All writing in this blog are from the Masters who returned to THIS (this moment) after crossing THAT (enlightenment). Putting the names & images of the masters will change your perception about the content. That is against the teaching of the Masters. Unless all these images are dissolved, you cannot see yourself.
Millions of fingers can point to the same moon. Fingers are bound to be different -- but the moon is the same. By clinging to the fingers you will not see the moon. Forget the finger and look at where it is pointing. It is the very essence of all the teachings of all the buddhas of all the ages -- past, present, and future too.
The words of a Buddha may not be able to communicate the truth, but they can communicate the music, the music that exists in one who is enlightened.
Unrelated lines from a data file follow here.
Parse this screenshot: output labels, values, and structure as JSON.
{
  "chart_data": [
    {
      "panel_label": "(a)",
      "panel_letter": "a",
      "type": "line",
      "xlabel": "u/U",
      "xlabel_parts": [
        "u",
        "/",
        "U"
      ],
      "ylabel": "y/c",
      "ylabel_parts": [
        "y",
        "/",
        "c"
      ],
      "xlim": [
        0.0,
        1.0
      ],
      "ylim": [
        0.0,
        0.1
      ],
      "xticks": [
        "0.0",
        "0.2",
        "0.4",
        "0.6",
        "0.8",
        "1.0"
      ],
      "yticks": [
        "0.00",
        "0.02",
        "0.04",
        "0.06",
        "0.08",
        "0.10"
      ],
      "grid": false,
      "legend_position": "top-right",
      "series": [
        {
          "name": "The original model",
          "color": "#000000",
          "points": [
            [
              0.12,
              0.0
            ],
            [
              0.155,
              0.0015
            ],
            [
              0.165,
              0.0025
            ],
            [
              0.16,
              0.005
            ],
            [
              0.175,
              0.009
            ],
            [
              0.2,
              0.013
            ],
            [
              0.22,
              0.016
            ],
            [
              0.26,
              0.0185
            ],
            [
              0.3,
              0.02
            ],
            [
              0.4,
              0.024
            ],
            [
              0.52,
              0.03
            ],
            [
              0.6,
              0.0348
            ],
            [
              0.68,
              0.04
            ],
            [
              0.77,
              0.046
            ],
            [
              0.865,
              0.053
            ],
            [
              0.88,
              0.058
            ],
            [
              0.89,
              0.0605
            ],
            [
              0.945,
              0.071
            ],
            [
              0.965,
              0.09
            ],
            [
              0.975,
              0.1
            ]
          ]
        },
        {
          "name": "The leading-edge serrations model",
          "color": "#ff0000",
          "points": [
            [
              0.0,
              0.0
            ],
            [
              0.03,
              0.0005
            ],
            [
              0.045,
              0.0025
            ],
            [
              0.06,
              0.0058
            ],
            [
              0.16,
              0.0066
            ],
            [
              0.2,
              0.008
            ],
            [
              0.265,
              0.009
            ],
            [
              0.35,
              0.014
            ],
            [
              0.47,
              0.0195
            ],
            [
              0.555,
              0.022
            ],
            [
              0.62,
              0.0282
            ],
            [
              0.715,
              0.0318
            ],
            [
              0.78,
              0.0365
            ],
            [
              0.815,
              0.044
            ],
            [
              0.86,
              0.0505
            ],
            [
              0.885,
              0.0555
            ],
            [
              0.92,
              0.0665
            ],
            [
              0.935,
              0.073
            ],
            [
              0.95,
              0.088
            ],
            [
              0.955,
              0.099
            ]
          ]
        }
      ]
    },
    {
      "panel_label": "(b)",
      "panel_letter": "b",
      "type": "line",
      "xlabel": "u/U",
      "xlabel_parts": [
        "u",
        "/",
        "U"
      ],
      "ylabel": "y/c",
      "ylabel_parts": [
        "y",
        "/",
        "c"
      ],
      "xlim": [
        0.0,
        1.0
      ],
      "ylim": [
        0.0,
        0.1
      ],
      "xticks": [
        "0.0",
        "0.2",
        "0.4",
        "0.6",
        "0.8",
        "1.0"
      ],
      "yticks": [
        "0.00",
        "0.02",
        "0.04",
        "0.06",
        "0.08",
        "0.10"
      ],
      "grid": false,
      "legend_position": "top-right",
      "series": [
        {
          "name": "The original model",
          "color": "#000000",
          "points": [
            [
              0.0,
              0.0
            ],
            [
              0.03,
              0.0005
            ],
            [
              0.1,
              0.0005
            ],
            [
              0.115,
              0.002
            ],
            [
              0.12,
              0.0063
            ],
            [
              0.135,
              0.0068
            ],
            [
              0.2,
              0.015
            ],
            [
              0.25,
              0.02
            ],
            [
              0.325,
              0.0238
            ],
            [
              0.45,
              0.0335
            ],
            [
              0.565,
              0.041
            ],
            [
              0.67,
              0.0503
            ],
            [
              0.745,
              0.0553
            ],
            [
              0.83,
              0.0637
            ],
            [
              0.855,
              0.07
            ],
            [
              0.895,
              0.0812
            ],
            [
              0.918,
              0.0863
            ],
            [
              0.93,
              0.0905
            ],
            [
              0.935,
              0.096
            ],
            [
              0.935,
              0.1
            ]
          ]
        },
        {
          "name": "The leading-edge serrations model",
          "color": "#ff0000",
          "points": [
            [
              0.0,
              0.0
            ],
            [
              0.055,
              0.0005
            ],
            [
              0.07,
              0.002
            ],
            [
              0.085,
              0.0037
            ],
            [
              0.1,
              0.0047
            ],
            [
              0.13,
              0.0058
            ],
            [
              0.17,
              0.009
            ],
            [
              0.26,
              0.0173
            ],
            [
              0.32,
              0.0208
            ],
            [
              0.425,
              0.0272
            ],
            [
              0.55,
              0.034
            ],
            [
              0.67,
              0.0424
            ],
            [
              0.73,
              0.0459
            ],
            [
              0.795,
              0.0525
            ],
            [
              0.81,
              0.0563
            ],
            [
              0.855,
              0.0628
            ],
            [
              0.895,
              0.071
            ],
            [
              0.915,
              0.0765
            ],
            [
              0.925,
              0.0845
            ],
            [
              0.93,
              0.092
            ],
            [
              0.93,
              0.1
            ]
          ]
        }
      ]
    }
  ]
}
Thursday, October 23, 2008

Say to the world what you have known, without fear...



The positive person has to become assertive; he has to come into the light. Otherwise the world is left in the hands of the negative people, and these negative people are the cause of preventing others from seeking and searching.

I have always liked a story by Turgenev -- a Russian novelist, one of the best the world has ever known. If you are going to choose ten great books, you will have to give one place to Turgenev without fail. Out of all the literature in all the languages in the world, he may claim more, but one is absolutely certain. He has written a small story, THE FOOL.

In a small village there was a very simple man. His simplicity was such that he almost looked like a simpleton, and the whole village condemned him as the idiot. Out of his simplicity he used to do things, and the cunning people all around condemned him. He became so much afraid even to say a single word, because whatever he would say, he would be immediately criticized, condemned. He became afraid of acting, of doing anything; his life became a hell. And at that time, a mystic passed through the village. The idiot reached the mystic and told his tragic story, asking, "You help me do something ...."

The mystic said, "Who says you are an idiot? You are a very simple, innocent being. Out of your innocence you do things which are going to be against the ideas of the cunning and the clever.

"You do one thing -- I will be coming back on the same route within a month, so I can check whether it works or not -- I will tell you a simple secret. From tomorrow morning, you become assertive, aggressive: Somebody says, `What a beautiful sunrise' and you immediately jump in and tell him, `What is there? What beauty are you talking about? What is beauty? Define it! I have seen many sunrises like this; it is just a mediocre sunrise -- what is special in it? It happens every day.' And nobody can define beauty, nobody can prove that the sunrise is beautiful. There is no argument, there is no way.

"Somebody is saying, `Look at that woman, how beautiful she is!' Immediately jump in. You just watch, wherever anybody is making a positive statement about higher values which cannot be proved, you ask for proof: `What do you mean by calling that ordinary woman, who is not even homely ... what beauty is in her? Where is it? -- in her eyes, in her nose, in her hair? Where is the beauty? You have to clearly define it, and point to where it is!'" Now, beauty is not something that can be pinpointed.

After one month when the mystic returned, the idiot had become by that time the wisest man in the village. Somebody would say, "That is a holy book," and he would immediately ask, "What do you mean by holy, and what is holy in this book? The paper used is holy, or the ink used is holy, or the words used are holy? What is holy in it? These are the same words, the same ink, the same paper used in every book -- what makes this book holy?" And there was no way to prove ....

And people became absolutely afraid in his presence. They would tremble, they would not say anything; the situation was completely reversed.

Before, he used to be afraid; now he was never afraid. And nobody even asked a question of him ... because the mystic had said, "If somebody asks a question, never answer, but ask a counter-question -- because your answer can be criticized; don't be caught in that thing. Just ask a counter-question. Ask, `What do you mean by this question? Explain each single word and its meaning.' And harass him so much that even an ordinary sentence becomes a puzzle."

The mystic came; the idiot touched his feet and said, "Your strategy worked. Now I am the wisest man in this village."

He said, "Don't be worried -- continue. You will be the wisest man in the whole surrounding area, as far as your name can reach! People will start coming to you just to have your blessings."

A small story, but with great significance. It says how even an idiot, by using negativity, can become wise.

But that is not true wisdom. True wisdom is always positive. True wisdom is always arising out of a yes, out of love, out of gratitude towards existence. True wisdom knows no "no." It does not have any contact with negative attitudes and approaches.

Just don't remain silent. Bring your silence into songs, bring your experience into expressions. Say to the world what you have known, without fear.

Everybody has to be assertive, not aggressive.

Those two words are totally different. You can be assertive and very humble. You cannot be humble and aggressive. Aggressive is trespassing somebody else's right. Assertion is simply making your right proclaimed, clear. These are totally different processes.

Assertion is everybody's fundamental right: "If you are not capable of understanding then I have to shout, but I am not interfering in any way in your life. I am simply saying, please keep away from my territorial prerogative. I will never trespass your territory, but the same I expect from you."

That's what I would like our small children to be from the very beginning -- assertive, not aggressive; humble, but not ready to be enslaved by anybody.